I chose to sleep in on Friday to catch up on a little sleep to prepare myself for the last day and a half of hunting because I was really going to get after it hard.  Friday afternoon my brother and snuck as close as we could get to a bedding area without disturbing the deer with climbers on our back.  Prior to this hunt I wasn’t a big fan of climbing tree stands.  I trusted their safety and purpose, but honestly didn’t like the effort it took to get up a tree and would just assume carry a hang on and sticks with me in the woods.  However, my brother had just bought the Summit Viper and allowed me to try it out and all I can say is this: I WILL buy one this offseason.  It was an incredibly light treestand to carry into the woods, setup easily and I was able to safely ascend up the tree and get set up within no time.  I felt safe and stealthy the entire time and decided I needed one for myself. 

We intensely practice Quality Deer Management on hunting property in Bath County, Virginia.  If you have the time, land and resources to do, I encourage you to implement some sort of management plan on your hunting property.  Results won't be immediate, but the gratification you will receive from benefitting your herd and habitat is well worth the patience required.


Friday afternoon ended up turning out to be our most productive hunt of the entire week.  Around 4 pm we had a group of does make their way out of the bedding area we were set up so close to.  As soon as exited from the bedding area they began feeding on white oak acorns about 70 yards north of our stand.  I knew that the longer they fed on those acorns, the less our chances would be of being able to harvest one of these deer.  I’ve learned the longer you have deer around your stand that aren’t in bow range, the less chance you will have of shooting them.  We’d been given a steady dose of South, Southwest Winds that afternoon; however, after 45 minutes of those feeding on acorns the winds shifted out of the east and they busted us, just as they were begin to make their way past our climbers.  It was a tough break to catch, but it was an exciting encounter nonetheless.  Just a heart-pounding, close encounter was all I really needed to call my trip home a success in terms of hunting.  My brother and I hunted hard Saturday from the same location, but high winds only resulted in us seeing a couple spikes harassing a doe in the morning, and a solid 2 year old 8 pointer in the afternoon.  Just as quickly as my hunting trip back home started, it was over.

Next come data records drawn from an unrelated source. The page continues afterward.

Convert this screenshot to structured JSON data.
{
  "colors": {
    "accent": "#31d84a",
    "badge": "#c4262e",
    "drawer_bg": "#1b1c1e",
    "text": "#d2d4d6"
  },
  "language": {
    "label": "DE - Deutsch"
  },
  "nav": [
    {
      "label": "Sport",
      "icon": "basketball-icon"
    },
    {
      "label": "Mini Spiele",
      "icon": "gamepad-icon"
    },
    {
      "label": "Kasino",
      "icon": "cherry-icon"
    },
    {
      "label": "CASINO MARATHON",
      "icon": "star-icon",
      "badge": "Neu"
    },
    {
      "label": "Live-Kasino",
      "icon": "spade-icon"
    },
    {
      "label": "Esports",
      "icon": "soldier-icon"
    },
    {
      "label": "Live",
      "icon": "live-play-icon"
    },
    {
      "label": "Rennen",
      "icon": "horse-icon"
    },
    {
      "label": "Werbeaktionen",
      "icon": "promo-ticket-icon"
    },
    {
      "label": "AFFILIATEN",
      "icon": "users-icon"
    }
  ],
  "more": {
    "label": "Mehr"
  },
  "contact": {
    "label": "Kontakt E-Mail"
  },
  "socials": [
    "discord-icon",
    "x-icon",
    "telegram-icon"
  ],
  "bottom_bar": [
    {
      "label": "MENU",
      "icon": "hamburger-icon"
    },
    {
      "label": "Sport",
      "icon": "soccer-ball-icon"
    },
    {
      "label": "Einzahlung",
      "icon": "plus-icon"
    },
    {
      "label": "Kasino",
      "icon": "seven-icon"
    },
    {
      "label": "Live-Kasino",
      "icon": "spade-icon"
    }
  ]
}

One of the several scrapes we found littered throughout our hunting property.  We knew the big bucks were there, we just couldn't pull it off!  Bowhunting during the second week of rifle season proved to be quite a challenge, but I have no regrets taking my bow hunting rather than my rifle.

A view of one our Imperial Whitetail Clover Food Plots.  We planted this plot in early August and despite a lack of consistent rainfall, the food plot has flourished.  I am really looking forward to how it goes back next spring!


I wasn’t able to harvest a deer on my home property in Bath County, Virginia, but I had an incredible time at home nonetheless.  We manage those 260 acres of paradise very intensely and our food plots were doing exceptionally well, the timber was littered with scrapes and rubs and throughout the course of the week between my dad, my brother and me, we all several young bucks that made it through the rifle season and will be shooters next year.  But, of course, the best part was spending time with my family over the Thanksgiving holiday and enjoying quality time together.  Christmas will be here before you know it and I am anxiously looking forward to returning home to the Virginia Mountains and hunting late season whitetails with my family!